Being rejected from a job for being “overqualified” can be a particularly hard blow to bear. It’s like you’re being penalised for being “too good” or “too successful”!
However, the sad truth is that many are rejected for this exact reason. In the current economic situation, many are looking for work due to retrenchment or because they wish to come out of retirement – and getting this answer with every application.
Hiring managers reject overqualified candidates for a variety of reasons. They’re afraid the applicant is only working to stave off boredom or until the next big break, they don’t think they can meet the salary expectations, or they have prejudices about older workers or academic knowledge.
While you can’t deal with every question in a hiring manager’s mind, there are some things you can do to lower the overqualified barrier. Read on to find out.
Retool your resume
While you should always tailor your resume to the position you’re applying for, you need to go deeper when applying for a job “under” your current or previous positions.
For starters, avoid burying the hiring manager in degrees and achievements by leaving off less pertinent qualifications. As a rule of thumb, you can omit higher education degrees and education dates that aren’t relevant to the position. You also don’t need to list every job you’ve held or your long string of promotions – keep to those that relate to the work on offer.
You may also wish organise your resume functionally instead. A functional resume can help reduce the impact of big titles and long lists of work tasks. Instead of putting jobs down in chronological order, start off by presenting your skills and abilities and relate them to the job.
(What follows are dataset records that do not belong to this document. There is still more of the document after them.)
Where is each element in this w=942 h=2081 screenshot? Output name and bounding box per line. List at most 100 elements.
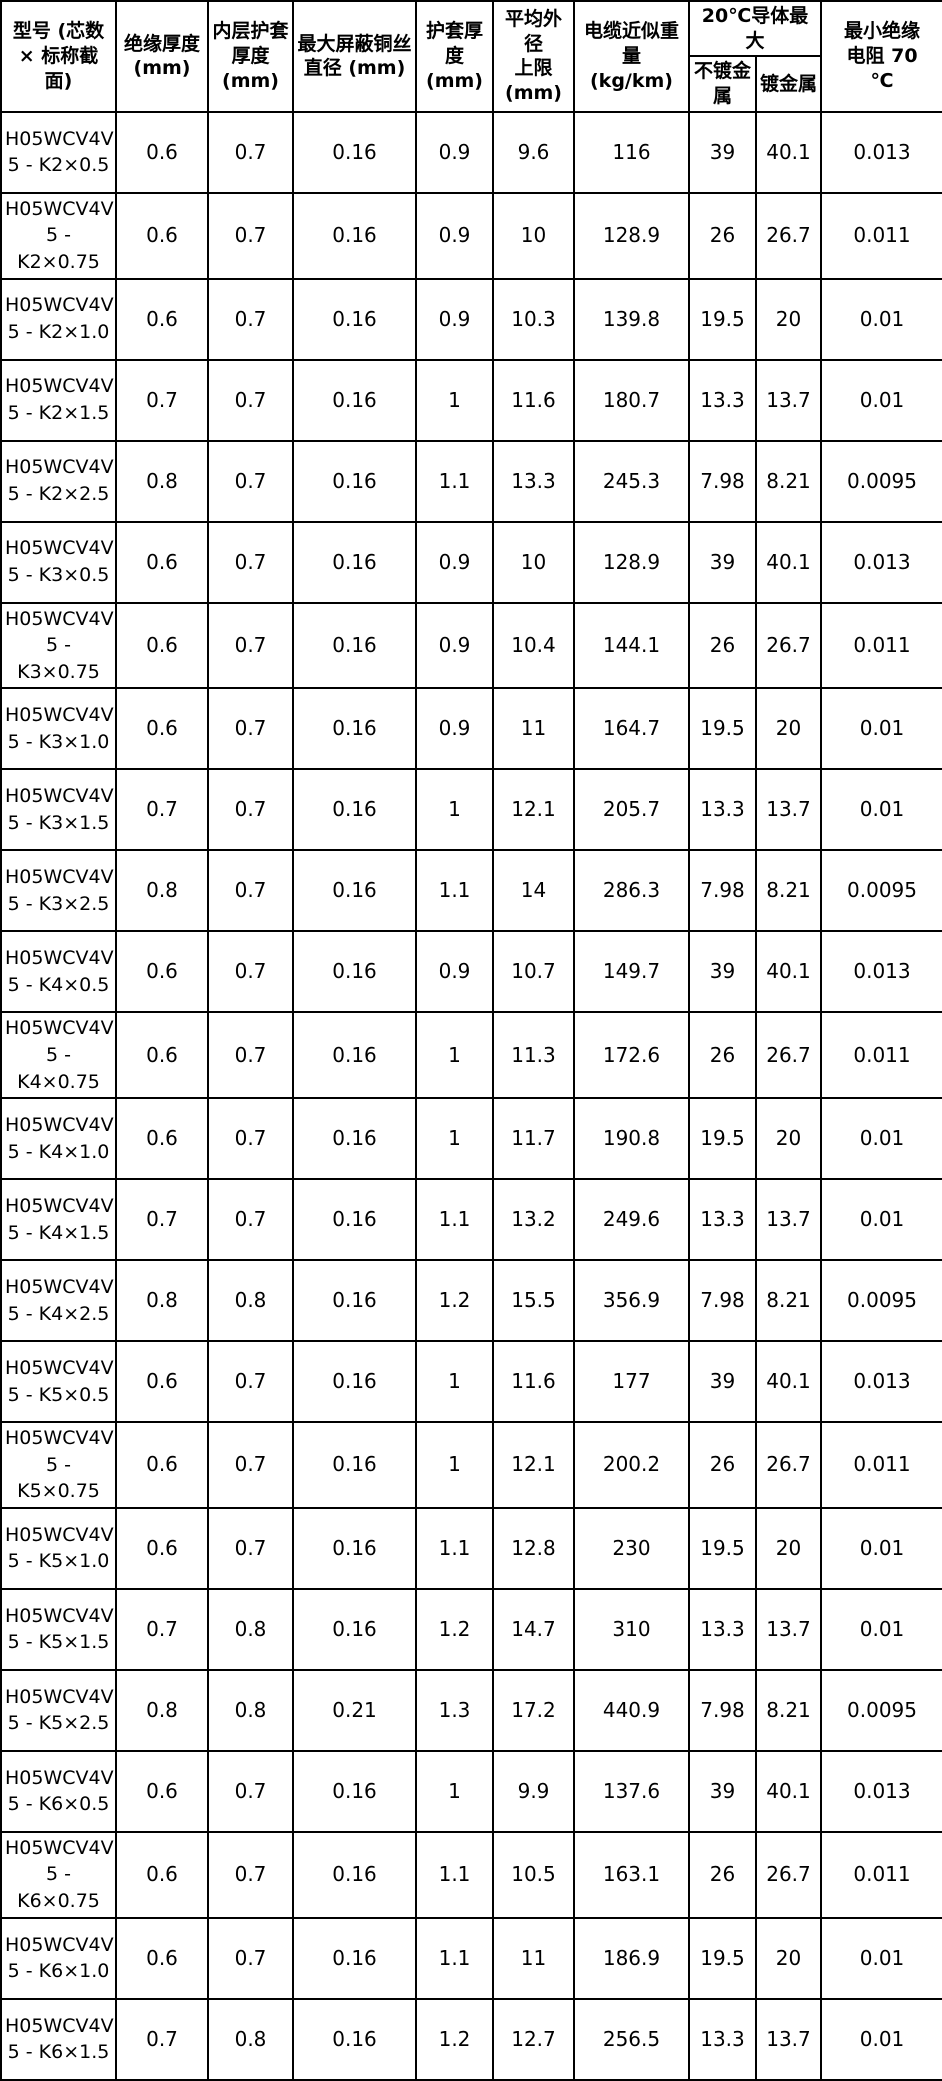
insulation_thickness-cell: 0.7	[115, 1178, 209, 1262]
avg_outer_diameter_max-cell: 11.7	[492, 1097, 575, 1181]
model-cell: H05WCV4V 5 - K2×1.0	[0, 277, 117, 361]
approx_weight-cell: 186.9	[573, 1916, 690, 2000]
table-row: H05WCV4V 5 - K3×1.0 0.6 0.7 0.16 0.9 11 164.7 1…	[0, 687, 942, 771]
avg_outer_diameter_max-cell: 11.3	[492, 1011, 575, 1100]
inner_sheath_thickness-cell: 0.7	[207, 520, 294, 604]
min_insulation_resistance-cell: 0.013	[820, 520, 942, 604]
unplated_metal-cell: 39	[688, 930, 757, 1014]
model-cell: H05WCV4V 5 - K5×1.0	[0, 1506, 117, 1590]
insulation_thickness-cell: 0.6	[115, 520, 209, 604]
min_insulation_resistance-cell: 0.01	[820, 1587, 942, 1671]
avg_outer_diameter_max-cell: 13.2	[492, 1178, 575, 1262]
header-unplated-metal: 不镀金 属	[688, 55, 757, 113]
table-row: H05WCV4V 5 - K3×1.5 0.7 0.7 0.16 1 12.1 205.7 1…	[0, 768, 942, 852]
unplated_metal-cell: 13.3	[688, 1587, 757, 1671]
plated_metal-cell: 20	[754, 277, 823, 361]
model-cell: H05WCV4V 5 - K2×0.5	[0, 110, 117, 194]
avg_outer_diameter_max-cell: 10	[492, 520, 575, 604]
sheath_thickness-cell: 0.9	[415, 687, 494, 771]
table-header: 型号 (芯数 × 标称截 面) 绝缘厚度 (mm) 内层护套 厚度 (mm) 最…	[0, 0, 942, 113]
max_shield_wire_diameter-cell: 0.16	[292, 687, 417, 771]
header-inner-sheath-thickness: 内层护套 厚度 (mm)	[207, 0, 294, 113]
plated_metal-cell: 20	[754, 1916, 823, 2000]
insulation_thickness-cell: 0.6	[115, 110, 209, 194]
table-row: H05WCV4V 5 - K4×2.5 0.8 0.8 0.16 1.2 15.5 356.…	[0, 1259, 942, 1343]
plated_metal-cell: 20	[754, 687, 823, 771]
approx_weight-cell: 200.2	[573, 1421, 690, 1509]
min_insulation_resistance-cell: 0.01	[820, 1506, 942, 1590]
model-cell: H05WCV4V 5 - K2×0.75	[0, 191, 117, 280]
approx_weight-cell: 180.7	[573, 358, 690, 442]
inner_sheath_thickness-cell: 0.7	[207, 1011, 294, 1100]
max_shield_wire_diameter-cell: 0.16	[292, 601, 417, 690]
sheath_thickness-cell: 1.2	[415, 1587, 494, 1671]
sheath_thickness-cell: 1.1	[415, 1506, 494, 1590]
min_insulation_resistance-cell: 0.01	[820, 277, 942, 361]
min_insulation_resistance-cell: 0.01	[820, 1097, 942, 1181]
avg_outer_diameter_max-cell: 10.4	[492, 601, 575, 690]
unplated_metal-cell: 13.3	[688, 1178, 757, 1262]
min_insulation_resistance-cell: 0.01	[820, 1916, 942, 2000]
min_insulation_resistance-cell: 0.0095	[820, 849, 942, 933]
insulation_thickness-cell: 0.6	[115, 1749, 209, 1833]
model-cell: H05WCV4V 5 - K4×0.5	[0, 930, 117, 1014]
plated_metal-cell: 26.7	[754, 601, 823, 690]
header-insulation-thickness: 绝缘厚度 (mm)	[115, 0, 209, 113]
insulation_thickness-cell: 0.6	[115, 1421, 209, 1509]
max_shield_wire_diameter-cell: 0.16	[292, 110, 417, 194]
table-row: H05WCV4V 5 - K2×2.5 0.8 0.7 0.16 1.1 13.3 245.…	[0, 439, 942, 523]
max_shield_wire_diameter-cell: 0.16	[292, 849, 417, 933]
inner_sheath_thickness-cell: 0.7	[207, 1097, 294, 1181]
approx_weight-cell: 310	[573, 1587, 690, 1671]
inner_sheath_thickness-cell: 0.7	[207, 849, 294, 933]
table-row: H05WCV4V 5 - K2×0.5 0.6 0.7 0.16 0.9 9.6 116 39…	[0, 110, 942, 194]
sheath_thickness-cell: 1	[415, 1340, 494, 1424]
table-row: H05WCV4V 5 - K6×0.75 0.6 0.7 0.16 1.1 10.5 163…	[0, 1830, 942, 1919]
min_insulation_resistance-cell: 0.0095	[820, 439, 942, 523]
min_insulation_resistance-cell: 0.0095	[820, 1259, 942, 1343]
model-cell: H05WCV4V 5 - K6×1.0	[0, 1916, 117, 2000]
unplated_metal-cell: 39	[688, 1340, 757, 1424]
min_insulation_resistance-cell: 0.011	[820, 191, 942, 280]
sheath_thickness-cell: 1	[415, 1749, 494, 1833]
model-cell: H05WCV4V 5 - K4×1.5	[0, 1178, 117, 1262]
table-row: H05WCV4V 5 - K3×0.5 0.6 0.7 0.16 0.9 10 128.9 3…	[0, 520, 942, 604]
unplated_metal-cell: 13.3	[688, 1997, 757, 2081]
min_insulation_resistance-cell: 0.011	[820, 601, 942, 690]
avg_outer_diameter_max-cell: 11	[492, 687, 575, 771]
model-cell: H05WCV4V 5 - K4×1.0	[0, 1097, 117, 1181]
unplated_metal-cell: 13.3	[688, 768, 757, 852]
inner_sheath_thickness-cell: 0.7	[207, 1749, 294, 1833]
insulation_thickness-cell: 0.7	[115, 358, 209, 442]
avg_outer_diameter_max-cell: 11.6	[492, 358, 575, 442]
model-cell: H05WCV4V 5 - K4×2.5	[0, 1259, 117, 1343]
model-cell: H05WCV4V 5 - K6×1.5	[0, 1997, 117, 2081]
approx_weight-cell: 245.3	[573, 439, 690, 523]
inner_sheath_thickness-cell: 0.7	[207, 930, 294, 1014]
sheath_thickness-cell: 0.9	[415, 520, 494, 604]
unplated_metal-cell: 39	[688, 1749, 757, 1833]
min_insulation_resistance-cell: 0.01	[820, 1178, 942, 1262]
max_shield_wire_diameter-cell: 0.16	[292, 1830, 417, 1919]
inner_sheath_thickness-cell: 0.7	[207, 768, 294, 852]
insulation_thickness-cell: 0.6	[115, 1830, 209, 1919]
sheath_thickness-cell: 1	[415, 1097, 494, 1181]
insulation_thickness-cell: 0.8	[115, 1668, 209, 1752]
plated_metal-cell: 13.7	[754, 768, 823, 852]
insulation_thickness-cell: 0.7	[115, 1997, 209, 2081]
unplated_metal-cell: 7.98	[688, 439, 757, 523]
inner_sheath_thickness-cell: 0.7	[207, 1340, 294, 1424]
insulation_thickness-cell: 0.6	[115, 1011, 209, 1100]
plated_metal-cell: 13.7	[754, 358, 823, 442]
unplated_metal-cell: 13.3	[688, 358, 757, 442]
model-cell: H05WCV4V 5 - K5×1.5	[0, 1587, 117, 1671]
header-conductor-group: 20℃导体最大	[687, 0, 823, 58]
approx_weight-cell: 190.8	[573, 1097, 690, 1181]
inner_sheath_thickness-cell: 0.8	[207, 1997, 294, 2081]
table-row: H05WCV4V 5 - K2×1.5 0.7 0.7 0.16 1 11.6 180.7 1…	[0, 358, 942, 442]
model-cell: H05WCV4V 5 - K3×2.5	[0, 849, 117, 933]
avg_outer_diameter_max-cell: 11	[492, 1916, 575, 2000]
min_insulation_resistance-cell: 0.013	[820, 1749, 942, 1833]
sheath_thickness-cell: 1.1	[415, 849, 494, 933]
max_shield_wire_diameter-cell: 0.16	[292, 1587, 417, 1671]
In your resume and during the interview, phrase your achievements in terms of what they brought to the company. Mention revenue growth, profits earned, cost savings, or managing high-value projects. The interviewer is not interested in your long experience or big title, but in what you can do for their organisation, so use language that will get them to take notice.
You can also bring up leadership skills and communication skills this way. For example, your experience in team management may be valuable when it comes to communicating with different stakeholders, or your industry contacts may make for a more efficient supply process.
Use the cover letter
The cover letter is your chance to explain why you want a certain position, even if you seem overqualified for it. Make use of it!
Describe your motivation in the cover letter. Are you coming out of retirement, and looking to get back into your industry? Or maybe you have a personal connection to this company, or you just want to leave management behind and get to more “on the ground” work? Put all this information in the cover letter for a strong, personal appeal as to why you want this job.
While you’re at it, you should emphasise how you’re in for the long haul. Overqualified candidates are often rejected because the interviewer assumes that they’re just there until the next better offer comes along. Hence, you can address this in your cover letter by using firmly declaring your intention to stay and why.
Hiring managers often flag overqualified candidates for “overselling themselves”. They are too eager to describe how they fill every position or their extensive experience with every task. This can come off as arrogant or overconfident, and make the hiring manager wonder: why hire you, when you’re too good for us?
Instead, adopt a humble attitude and emphasise what you hope to learn. Dial back “punchy” language in your resume and emphasise your worth as a team player and good listener. (For example, change “spearheaded” to “helped with” or “oversaw” to “collaborated on”.) In your cover letter, you can mention what aspects of the company impressed you and inspired you to apply for them. During the interview, discuss what experience you can gain from them, not the other way around.
By keeping the focus on your potential contributions to the company, you will impress the interviewer with your willingness to cooperate and contribute.
If the topic of you being overqualified comes up during the interview, answer honestly! It’s actually a very good sign that the interviewer is seriously considering your application, and hence probing for more information about you.
Ask for what specific concerns he or she might have, and address them as they come. Are they afraid you’ll get bored, or do they think you might have a problem working under a younger boss? Tell them about your intention to “start over” from the basics and keep yourself engaged, or give them examples of the many different team managers you’ve worked under in your time.
Don’t hold yourself back from a job just because you think you’ll be rejected for your qualifications. Instead, take ownership of them and look forward to applying them to your next positions.